Keep in mind that it was over three years ago that George Bush stood on the deck of the aircraft carrier USS Lincoln, with the mission accomplished banner splashed behind him, and announced that America and its allies had prevailed in the war against Iraq. Three years later, the Senate can't even hold a civil debate on a timetable for withdrawing our troops from the midst of a serious and growing insurgent civil war. Republicans, at Karl Rove's bidding, accuse veteran Democrats like John Martha and John Kerry of wanting to "cut and run". In the Senate today, both resolutions on timetables for troop withdrawals from Iraq were voted down.

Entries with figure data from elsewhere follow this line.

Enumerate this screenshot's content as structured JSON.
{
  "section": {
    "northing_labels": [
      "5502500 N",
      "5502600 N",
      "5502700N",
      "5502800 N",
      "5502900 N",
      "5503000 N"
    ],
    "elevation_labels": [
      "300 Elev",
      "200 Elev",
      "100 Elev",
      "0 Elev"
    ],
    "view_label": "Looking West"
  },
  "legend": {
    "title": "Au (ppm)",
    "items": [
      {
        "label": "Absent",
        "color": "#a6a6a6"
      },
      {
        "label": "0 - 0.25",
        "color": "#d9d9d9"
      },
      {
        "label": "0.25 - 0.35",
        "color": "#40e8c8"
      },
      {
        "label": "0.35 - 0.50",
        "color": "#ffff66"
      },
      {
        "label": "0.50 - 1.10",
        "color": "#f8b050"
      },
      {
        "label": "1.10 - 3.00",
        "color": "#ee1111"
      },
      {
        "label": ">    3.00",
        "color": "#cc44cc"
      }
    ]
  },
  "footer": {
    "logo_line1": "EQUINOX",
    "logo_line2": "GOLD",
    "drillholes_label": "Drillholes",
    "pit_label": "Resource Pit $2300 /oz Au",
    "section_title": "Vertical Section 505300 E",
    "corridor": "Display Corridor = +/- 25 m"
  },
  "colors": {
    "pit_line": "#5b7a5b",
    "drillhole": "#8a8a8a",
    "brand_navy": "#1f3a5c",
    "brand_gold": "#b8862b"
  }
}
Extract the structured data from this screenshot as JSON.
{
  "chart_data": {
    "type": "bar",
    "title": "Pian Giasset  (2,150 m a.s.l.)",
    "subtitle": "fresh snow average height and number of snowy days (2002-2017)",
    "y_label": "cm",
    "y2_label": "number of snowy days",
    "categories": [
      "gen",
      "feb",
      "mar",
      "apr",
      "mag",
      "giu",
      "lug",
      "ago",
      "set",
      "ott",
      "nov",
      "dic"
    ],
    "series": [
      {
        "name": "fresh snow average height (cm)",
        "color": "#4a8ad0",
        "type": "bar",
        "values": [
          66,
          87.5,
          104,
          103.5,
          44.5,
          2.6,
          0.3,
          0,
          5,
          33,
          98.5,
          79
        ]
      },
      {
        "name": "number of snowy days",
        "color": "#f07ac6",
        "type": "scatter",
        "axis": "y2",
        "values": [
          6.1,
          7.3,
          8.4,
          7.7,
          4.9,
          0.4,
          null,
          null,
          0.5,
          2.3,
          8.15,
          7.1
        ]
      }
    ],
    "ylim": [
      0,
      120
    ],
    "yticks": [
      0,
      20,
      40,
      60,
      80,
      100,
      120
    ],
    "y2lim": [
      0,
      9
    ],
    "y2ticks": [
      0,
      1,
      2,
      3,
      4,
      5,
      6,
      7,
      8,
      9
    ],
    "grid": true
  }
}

Just recently, Congress voted for another supplementary spending bill totaling over 90 billion dollars to fund continuing operations in Iraq and Afghanistan, bringing the grand total so far to well over 300 billion dollars. Even as the US pours borrowed money into these fiscal (and political) black holes, we are nonetheless running out of money in Iraq, and the Bush administration is being forced to shut down reconstruction projects, and pull contracts from US firms who have proved incapable of fulfilling their no-bid construction projects.
Beyond the well-documented Iraqi government corruption and billions of dollars-gone-missing in Iraq, another major reason for the huge cost overruns is that vast sums of money have been spent on private security contractors and mercenaries who cost the DoD 3 to 5 times as much money as enlisted personnel to perform the same job. This is just one more facet of the Bush administration 's policy to privatize (monetize) all government functions, including the military.
The chicken hawks in the Bush administration, who never themselves served a single day in the military, talk plenty of tough-guy chicken hawk talk, and call war veterans like John Murtha "cowards who want to cut and run". But when it comes to actually getting things right in Iraq, and implementing a workable exit strategy, the Bush administration just can 't walk the walk.
But any discussion of a timetable for troop withdrawal might be moot, because unfortunately, the Bush administration may not want any exit strategy for Iraq. They refuse to renounce the idea of permanent US military bases in Iraq, and they are building what looks like a permanent military infrastructure there. Questions we might ask ourselves include; is the US military patrolling the skies of the Middle East from Iraqi air bases? How many US military bases have already been built in Iraq, and how many more are under construction? Is the US military spying on other countries from bases in Iraq? Is the US military building a permanent command and control infrastructure in Iraq, which it has no intention of ever turning over to the Iraqis?
My guess is that the answer to all of these questions is, yes.